There’s something kind of retro about New Year’s Eve. So the menu should be somewhat classic, maybe even vaguely “Continental,” with a nod to caviar and red meat. The food, like the evening, should be a bit fancy, but relaxed.

More to the point, the dinner needs to be festive but easily accomplished in a small kitchen, a great meal but with limited gymnastics. You don’t want to do much cooking once the guests arrive, so some do-ahead dishes are key.

You’ll need some little snacks with aperitifs, but not too many. Many old Parisian bistros serve good-quality plain salted potato chips, which are considered the perfect accompaniment to Champagne. This French habit is well worth mimicking. Serve the chips in small bowls, silver if possible. The pairing also works with cava and prosecco. Other snacking choices are cheese straws, green olives, fennel slices and celery sticks. But of course a few raw oysters would never go amiss, if someone is handy with an oyster knife.

For a first course, a crisp salad of smoked sablefish, spiked with a mustard-horseradish cream made in advance and a generous spoonful of wild salmon caviar. (Or upgrade to sturgeon caviar.) Garnished with endive, radish and watercress, it gets a spritz of lemon and a sprinkling of sea salt at the last minute. The plate goes together quickly, yet wows.

For a main course, a version of steak au poivre made with meaty Muscovy duck breasts. Cooked to a rosy medium-rare, they are served with a tart red wine sauce and a buttery purée of celery root and potatoes. For the sauce, use the wine you’ll drink. (If someone gives you a truffle, chop and add.) Trim and season the duck up to a day ahead.

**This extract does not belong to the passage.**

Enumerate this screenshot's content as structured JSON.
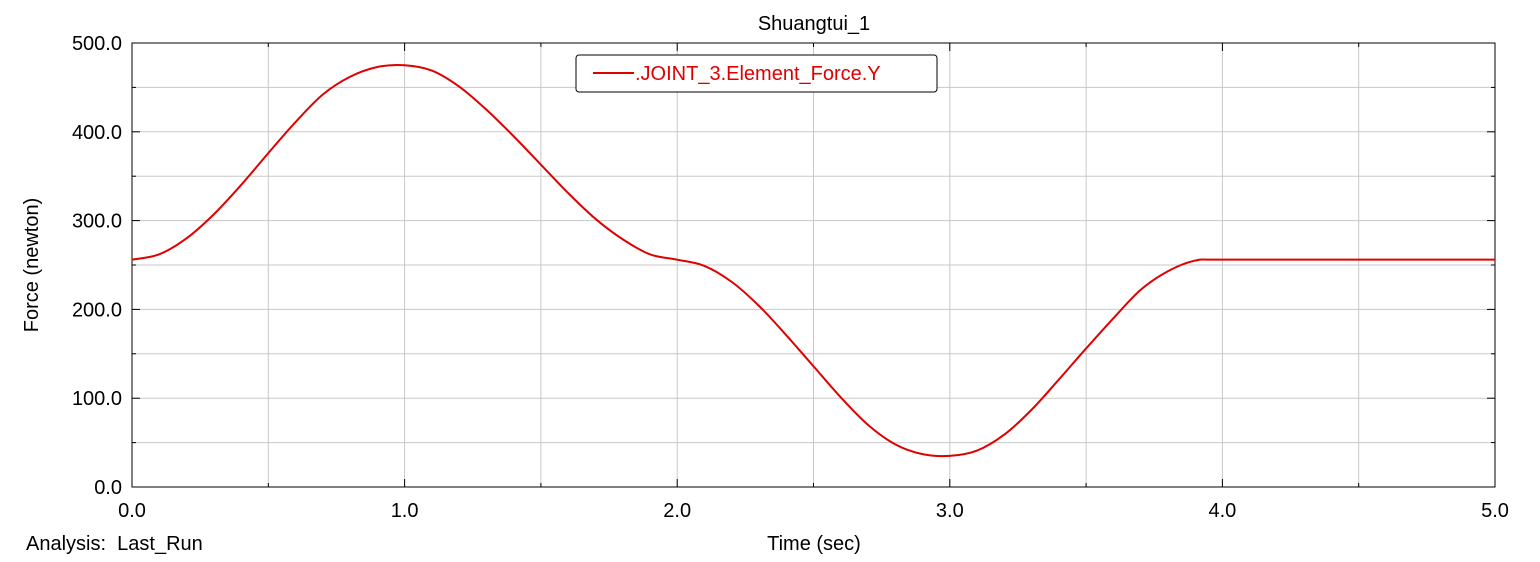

Make the sauce ahead and reheat it. Keep the purée warm in a double boiler.

Dessert is a bright, icy granita made from freshly squeezed tangerines. Served in wineglasses, it can be embellished with a splash of good bubbly or served as is. It is astonishingly good, clean and light, and takes mere minutes to put together. Afterward, move on to more decadent purchased sweets, like fine chocolates or macarons. Or bring out the dates and pomegranates.

And, to accompany it all, laughter, music and a lot of nonsense.”